Je ne suis pas venu ici pour m’amuser. L’heure est grave. À la Réunion, d’où je viens, le chômage de masse frôle les 25 % de la population active – dont 60 % chez les jeunes – et 42 % de la population survit sous le seuil de pauvreté : cette loi ne sera pas la solution. Pire, elle aggravera l’ensemble des problèmes !
Madame la ministre, le peuple a besoin de clarté, de soleil et d’espoir. Or votre texte les conduit "dan’ fénoir" comme on dit chez nous. La primauté des accords d’entreprise sur les accords de branches pénalisera les travailleurs, notamment à la Réunion où le tissu économique est composé à 90 % de très petites entreprises dans lesquelles la représentation syndicale est inexistante.
Ces mêmes accords d’entreprises permettront également de revoir les salaires à la baisse : beau carnage social en perspective ! Mes chers collègues, mon île est touchée par la cherté de la vie due à notre insularité et aux monopoles économiques.
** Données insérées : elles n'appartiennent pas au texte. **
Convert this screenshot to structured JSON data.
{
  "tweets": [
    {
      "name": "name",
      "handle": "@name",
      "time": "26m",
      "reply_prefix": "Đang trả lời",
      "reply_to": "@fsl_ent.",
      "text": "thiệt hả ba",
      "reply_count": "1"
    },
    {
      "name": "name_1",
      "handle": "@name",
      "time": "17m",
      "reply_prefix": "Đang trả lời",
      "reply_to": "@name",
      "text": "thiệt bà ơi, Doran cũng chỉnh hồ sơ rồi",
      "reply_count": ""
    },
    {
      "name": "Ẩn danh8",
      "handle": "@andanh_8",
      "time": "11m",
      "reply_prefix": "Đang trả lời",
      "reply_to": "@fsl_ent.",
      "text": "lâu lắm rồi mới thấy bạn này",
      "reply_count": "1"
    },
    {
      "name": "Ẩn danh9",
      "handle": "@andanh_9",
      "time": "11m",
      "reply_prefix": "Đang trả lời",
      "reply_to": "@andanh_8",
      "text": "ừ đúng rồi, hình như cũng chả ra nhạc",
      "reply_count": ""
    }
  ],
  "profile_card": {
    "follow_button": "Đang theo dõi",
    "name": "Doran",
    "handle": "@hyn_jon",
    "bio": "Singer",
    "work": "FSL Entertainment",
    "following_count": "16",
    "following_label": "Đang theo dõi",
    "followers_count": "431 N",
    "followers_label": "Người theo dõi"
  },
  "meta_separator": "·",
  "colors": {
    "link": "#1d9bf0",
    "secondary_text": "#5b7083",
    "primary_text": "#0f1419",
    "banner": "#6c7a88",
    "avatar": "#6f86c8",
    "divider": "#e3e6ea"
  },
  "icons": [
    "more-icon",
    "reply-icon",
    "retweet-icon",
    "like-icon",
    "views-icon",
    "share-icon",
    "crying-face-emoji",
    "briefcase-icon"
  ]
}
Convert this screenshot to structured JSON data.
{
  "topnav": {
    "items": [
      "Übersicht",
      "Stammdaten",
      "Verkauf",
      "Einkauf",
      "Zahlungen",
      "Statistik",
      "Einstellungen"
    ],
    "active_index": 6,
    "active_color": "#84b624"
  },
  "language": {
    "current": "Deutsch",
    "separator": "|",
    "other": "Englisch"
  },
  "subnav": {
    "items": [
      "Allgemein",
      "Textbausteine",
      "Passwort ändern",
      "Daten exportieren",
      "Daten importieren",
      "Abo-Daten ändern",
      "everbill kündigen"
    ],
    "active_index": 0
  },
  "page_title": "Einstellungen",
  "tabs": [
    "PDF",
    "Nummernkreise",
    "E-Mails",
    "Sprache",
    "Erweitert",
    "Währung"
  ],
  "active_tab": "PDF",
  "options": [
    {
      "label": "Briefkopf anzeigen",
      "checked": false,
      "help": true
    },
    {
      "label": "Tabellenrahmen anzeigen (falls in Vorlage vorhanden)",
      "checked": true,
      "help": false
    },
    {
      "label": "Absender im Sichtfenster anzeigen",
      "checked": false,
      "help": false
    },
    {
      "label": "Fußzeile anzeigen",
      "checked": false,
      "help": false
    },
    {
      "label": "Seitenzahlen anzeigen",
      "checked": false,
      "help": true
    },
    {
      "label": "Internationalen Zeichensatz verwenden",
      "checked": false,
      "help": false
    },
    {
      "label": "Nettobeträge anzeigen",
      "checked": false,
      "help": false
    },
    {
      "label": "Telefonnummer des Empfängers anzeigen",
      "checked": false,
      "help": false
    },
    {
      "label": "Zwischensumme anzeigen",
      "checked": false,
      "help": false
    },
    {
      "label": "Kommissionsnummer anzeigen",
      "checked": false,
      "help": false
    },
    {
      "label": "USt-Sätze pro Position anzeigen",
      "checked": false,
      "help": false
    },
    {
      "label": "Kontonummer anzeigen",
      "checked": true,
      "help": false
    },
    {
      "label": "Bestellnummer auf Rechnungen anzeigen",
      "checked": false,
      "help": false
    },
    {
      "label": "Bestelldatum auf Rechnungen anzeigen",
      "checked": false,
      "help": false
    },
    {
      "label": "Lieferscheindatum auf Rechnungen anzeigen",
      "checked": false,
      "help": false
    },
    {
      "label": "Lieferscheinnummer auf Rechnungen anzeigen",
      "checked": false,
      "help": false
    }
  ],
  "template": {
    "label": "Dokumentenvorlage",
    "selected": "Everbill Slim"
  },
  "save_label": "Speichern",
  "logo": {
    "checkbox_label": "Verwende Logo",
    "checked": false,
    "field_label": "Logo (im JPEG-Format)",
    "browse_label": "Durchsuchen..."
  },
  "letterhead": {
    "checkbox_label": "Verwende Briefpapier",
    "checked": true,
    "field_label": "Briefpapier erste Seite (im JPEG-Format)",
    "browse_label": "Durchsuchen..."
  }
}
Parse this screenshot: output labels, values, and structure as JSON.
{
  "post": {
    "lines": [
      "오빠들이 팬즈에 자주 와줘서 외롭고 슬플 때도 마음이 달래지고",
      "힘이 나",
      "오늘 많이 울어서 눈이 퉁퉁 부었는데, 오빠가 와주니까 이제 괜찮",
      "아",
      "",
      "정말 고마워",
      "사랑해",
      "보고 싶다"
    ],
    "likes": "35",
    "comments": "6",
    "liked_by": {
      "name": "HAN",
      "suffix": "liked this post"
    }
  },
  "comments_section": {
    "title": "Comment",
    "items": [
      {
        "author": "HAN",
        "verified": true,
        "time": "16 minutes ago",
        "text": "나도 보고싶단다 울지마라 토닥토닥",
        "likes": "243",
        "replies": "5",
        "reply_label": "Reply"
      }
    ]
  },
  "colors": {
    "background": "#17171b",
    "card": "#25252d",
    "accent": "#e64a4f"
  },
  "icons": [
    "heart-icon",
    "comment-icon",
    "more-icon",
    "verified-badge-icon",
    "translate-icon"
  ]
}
Ce fait est même reconnu par l’État, puisqu’il accorde une prime de vie chère à ses fonctionnaires. Mais peut-être avez-vous prévu, madame la ministre, d’étendre par ordonnance cette prime à l’ensemble des Réunionnaises et des Réunionnais ?
Autre point : l’extension des contrats de chantier : elle n’est rien d’autre que le prélude à la fin des contrats à durée indéterminée. En bref, l’esclavage moderne est en marche !
Vous préférez par ailleurs ouvrir le robinet des licenciements alors que les entreprises réunionnaises, comme leurs homologues dans l’Hexagone, ont surtout besoin de remplir leurs carnets de commandes. Et j’en passe, madame la ministre.
Autant de poignards que vous plantez dans le dos des travailleurs, lesquels, paradoxalement, madame la ministre, s’appauvrissent tout en travaillant ! Mes chers collègues, il est temps de revenir à la réalité du peuple.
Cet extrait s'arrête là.